Dans le château du Pflazgraf, les noces sont célébrées par des chœurs joyeux. Un Minnesanger chante l'amour et la fidélité. Otto est terrifié, mais personne ne sait pourquoi. Soudain, Leonore apparaît, chantant la chanson de la Loreley. Otto ne peut se retenir plus longtemps et réclame Leonore, s'emportant et déclenchant une bagarre parmi les chevaliers. L'archevêque et les prêtres accusent Léonore de sorcellerie et l'envoient, enchaînée, au procès. Mais elle chante sa défense si magnifiquement que tous ceux qui l'entendent sont enchantés. Otto continue de se déchaîner, il est excommunié et chassé. Bertha meurt, le cœur brisé. Dans le village d'Hubert, les bateliers et les vignerons la pleurent. Otto reste à l'extérieur de l'église, écoutant les hymnes, mais ne peut échapper à la malédiction. Il retourne au rocher où il a rencontré Leonore pour la première fois, la suppliant de lui pardonner, mais elle n'est plus de son monde, et ses paroles sont plaintives et plaintives. "Zwischen dir und mir steht einfort eine dunkele Macht. L'orchestre se déchaîne et les esprits du Rhin se rassemblent autour d'elle. Leur malédiction s'est accomplie et ils la revendiquent comme la leur, la "Köningin vom Rhein".

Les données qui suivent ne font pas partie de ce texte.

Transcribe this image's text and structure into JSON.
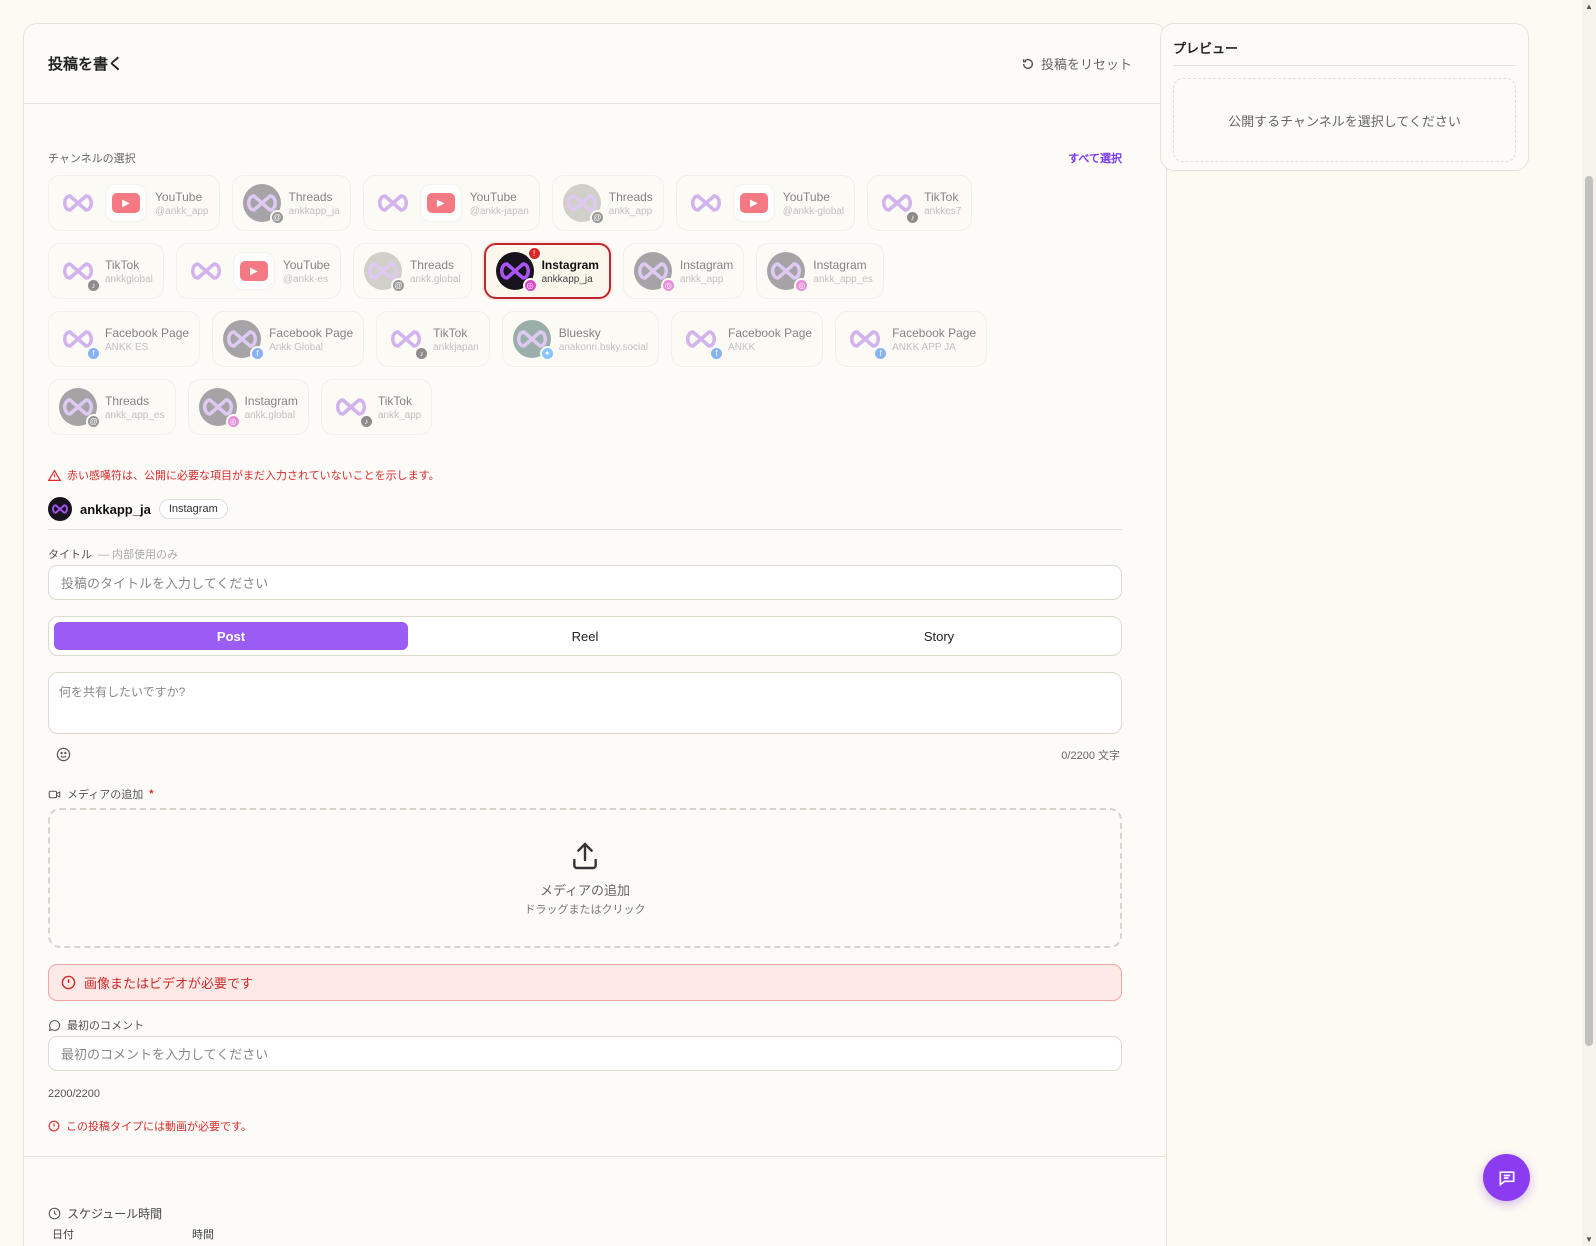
{
  "header": {
    "title": "投稿を書く",
    "reset_label": "投稿をリセット"
  },
  "channels": {
    "section_label": "チャンネルの選択",
    "select_all": "すべて選択",
    "rows": [
      [
        {
          "name": "YouTube",
          "handle": "@ankk_app",
          "avatar": "logo",
          "platform": "youtube"
        },
        {
          "name": "Threads",
          "handle": "ankkapp_ja",
          "avatar": "gray",
          "platform": "threads"
        },
        {
          "name": "YouTube",
          "handle": "@ankk-japan",
          "avatar": "logo",
          "platform": "youtube"
        },
        {
          "name": "Threads",
          "handle": "ankk_app",
          "avatar": "photo",
          "platform": "threads"
        },
        {
          "name": "YouTube",
          "handle": "@ankk-global",
          "avatar": "logo",
          "platform": "youtube"
        },
        {
          "name": "TikTok",
          "handle": "ankkes7",
          "avatar": "logo",
          "platform": "tiktok"
        }
      ],
      [
        {
          "name": "TikTok",
          "handle": "ankkglobal",
          "avatar": "logo",
          "platform": "tiktok"
        },
        {
          "name": "YouTube",
          "handle": "@ankk-es",
          "avatar": "logo",
          "platform": "youtube"
        },
        {
          "name": "Threads",
          "handle": "ankk.global",
          "avatar": "photo",
          "platform": "threads"
        },
        {
          "name": "Instagram",
          "handle": "ankkapp_ja",
          "avatar": "dark",
          "platform": "insta",
          "selected": true
        },
        {
          "name": "Instagram",
          "handle": "ankk_app",
          "avatar": "gray",
          "platform": "insta"
        },
        {
          "name": "Instagram",
          "handle": "ankk_app_es",
          "avatar": "gray",
          "platform": "insta"
        }
      ],
      [
        {
          "name": "Facebook Page",
          "handle": "ANKK ES",
          "avatar": "logo",
          "platform": "fb"
        },
        {
          "name": "Facebook Page",
          "handle": "Ankk Global",
          "avatar": "gray",
          "platform": "fb"
        },
        {
          "name": "TikTok",
          "handle": "ankkjapan",
          "avatar": "logo",
          "platform": "tiktok"
        },
        {
          "name": "Bluesky",
          "handle": "anakonn.bsky.social",
          "avatar": "teal",
          "platform": "bsky"
        },
        {
          "name": "Facebook Page",
          "handle": "ANKK",
          "avatar": "logo",
          "platform": "fb"
        },
        {
          "name": "Facebook Page",
          "handle": "ANKK APP JA",
          "avatar": "logo",
          "platform": "fb"
        }
      ],
      [
        {
          "name": "Threads",
          "handle": "ankk_app_es",
          "avatar": "gray",
          "platform": "threads"
        },
        {
          "name": "Instagram",
          "handle": "ankk.global",
          "avatar": "gray",
          "platform": "insta"
        },
        {
          "name": "TikTok",
          "handle": "ankk_app",
          "avatar": "logo",
          "platform": "tiktok"
        }
      ]
    ],
    "warning": "赤い感嘆符は、公開に必要な項目がまだ入力されていないことを示します。"
  },
  "account": {
    "name": "ankkapp_ja",
    "platform_chip": "Instagram"
  },
  "title_field": {
    "label": "タイトル",
    "sublabel": "— 内部使用のみ",
    "placeholder": "投稿のタイトルを入力してください"
  },
  "post_types": {
    "tabs": [
      "Post",
      "Reel",
      "Story"
    ],
    "active": "Post"
  },
  "body_field": {
    "placeholder": "何を共有したいですか?",
    "counter": "0/2200 文字"
  },
  "media": {
    "label": "メディアの追加",
    "required_mark": "*",
    "drop_title": "メディアの追加",
    "drop_sub": "ドラッグまたはクリック",
    "alert": "画像またはビデオが必要です"
  },
  "first_comment": {
    "label": "最初のコメント",
    "placeholder": "最初のコメントを入力してください",
    "counter": "2200/2200",
    "error": "この投稿タイプには動画が必要です。"
  },
  "schedule": {
    "label": "スケジュール時間",
    "date_label": "日付",
    "time_label": "時間"
  },
  "preview": {
    "title": "プレビュー",
    "empty": "公開するチャンネルを選択してください"
  },
  "colors": {
    "accent": "#9b5cf6",
    "error": "#d72c2c",
    "fab": "#8b3cf0"
  }
}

Compte tenu du lien entre Geibel et Mendelssohn, il est presque impossible de ne pas entendre des échos de Mendelssohn dans la partition de Bruch, même s'il est clair que Bruch répondait à Wagner, avec des échos de Tannhaüser, et à beaucoup d'autres œuvres populaires de l'époque. Le livret de Geibel pour Die Loreley est superbe, si bien écrit que Bruch peut placer chaque scène de manière à en saisir l'atmosphère. La grande scène des esprits, qui constitue le deuxième acte, est un véritable exploit pour un compositeur âgé d'une vingtaine d'années. Bien que l'opéra ne constitue pas un jalon majeur, il vaut la peine d'être entendu dans le cadre de l'évolution du théâtre musical allemand à cette époque.